Microstructured Quantum Matter Seminar

  • Date: Nov 8, 2022
  • Time: 10:30 AM - 11:30 AM (Local Time Germany)
  • Speaker: Tobias Meng
  • TU Dresden
  • Location: CFEL (Bldg. 99)
  • Room: Seminar Room IV, O1.111
  • Host: Carsten Putzke

Topological states of matter are usually define via topological invariants formulated as momentum space integrals. This requires the presence of a Brillouin zone to begin with, and thus translationally invariant materials. An important research frontier is the analysis of systems that are not translationally invariant, but still intimately connected to topology.

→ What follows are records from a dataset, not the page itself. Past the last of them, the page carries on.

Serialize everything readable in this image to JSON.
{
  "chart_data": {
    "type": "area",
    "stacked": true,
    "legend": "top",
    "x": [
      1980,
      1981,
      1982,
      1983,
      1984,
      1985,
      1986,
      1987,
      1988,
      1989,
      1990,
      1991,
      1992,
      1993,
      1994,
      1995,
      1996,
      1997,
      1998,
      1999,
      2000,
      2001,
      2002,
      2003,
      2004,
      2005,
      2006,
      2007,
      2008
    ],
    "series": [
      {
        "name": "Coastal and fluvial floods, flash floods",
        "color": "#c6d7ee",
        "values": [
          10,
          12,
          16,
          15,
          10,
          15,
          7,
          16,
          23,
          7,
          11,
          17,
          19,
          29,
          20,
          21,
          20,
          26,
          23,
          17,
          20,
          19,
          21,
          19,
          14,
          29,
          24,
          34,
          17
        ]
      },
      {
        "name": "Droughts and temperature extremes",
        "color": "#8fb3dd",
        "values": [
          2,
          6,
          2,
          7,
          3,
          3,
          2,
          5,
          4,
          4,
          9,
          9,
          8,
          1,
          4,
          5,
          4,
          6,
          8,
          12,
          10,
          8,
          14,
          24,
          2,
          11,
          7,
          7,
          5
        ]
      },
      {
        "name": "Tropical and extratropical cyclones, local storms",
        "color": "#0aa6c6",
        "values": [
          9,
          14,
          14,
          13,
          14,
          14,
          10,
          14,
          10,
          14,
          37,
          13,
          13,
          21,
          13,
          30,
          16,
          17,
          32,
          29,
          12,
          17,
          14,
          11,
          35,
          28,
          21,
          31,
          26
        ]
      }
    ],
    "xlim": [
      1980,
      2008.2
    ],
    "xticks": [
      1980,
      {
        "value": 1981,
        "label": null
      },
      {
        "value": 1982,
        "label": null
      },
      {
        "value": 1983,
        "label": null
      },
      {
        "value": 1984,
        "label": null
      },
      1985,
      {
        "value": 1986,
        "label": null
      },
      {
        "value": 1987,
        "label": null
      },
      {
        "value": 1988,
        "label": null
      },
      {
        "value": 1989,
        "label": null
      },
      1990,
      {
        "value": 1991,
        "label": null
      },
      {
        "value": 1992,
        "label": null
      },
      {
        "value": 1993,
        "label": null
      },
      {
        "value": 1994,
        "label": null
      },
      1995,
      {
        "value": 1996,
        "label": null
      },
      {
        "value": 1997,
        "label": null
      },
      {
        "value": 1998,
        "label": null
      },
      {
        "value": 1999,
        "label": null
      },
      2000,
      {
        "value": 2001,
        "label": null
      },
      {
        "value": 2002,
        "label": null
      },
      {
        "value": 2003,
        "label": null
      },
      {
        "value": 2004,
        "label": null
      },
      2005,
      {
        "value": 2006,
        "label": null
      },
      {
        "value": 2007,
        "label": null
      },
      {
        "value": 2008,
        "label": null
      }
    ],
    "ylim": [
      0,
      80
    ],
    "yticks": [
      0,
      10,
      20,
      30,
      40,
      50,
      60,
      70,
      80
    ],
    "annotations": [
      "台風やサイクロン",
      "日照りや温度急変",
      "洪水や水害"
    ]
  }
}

As one example in that class, I will discuss Weyl semimetals with spatially inhomogeneous nodal tilts. Those can in principle be engineered by inhomogeneous strain patterns. These systems exhibit intriguing analogies to spacetimes with black holes. On the one hand, these analogies allow for a physically transparent description of transport properties, which in turn paves the way towards applications such as electron lenses. On the other hand, the fact that solids are not the universe implies that the analogies do not hold in all regimes. If we look hard enough, analogue black holes fade away like a mirage, ultimately revealing physics „beyond“ gravity analogies.


Background

Tobias is currently an Emmy Noether Junior Research Group Leader at the TU Dresden where he is investigating topological states of matter.
For his recent work and contribution to the field, Tobias has been awarded with the prestigious Heinz Maier-Leibnitz Prize 2022.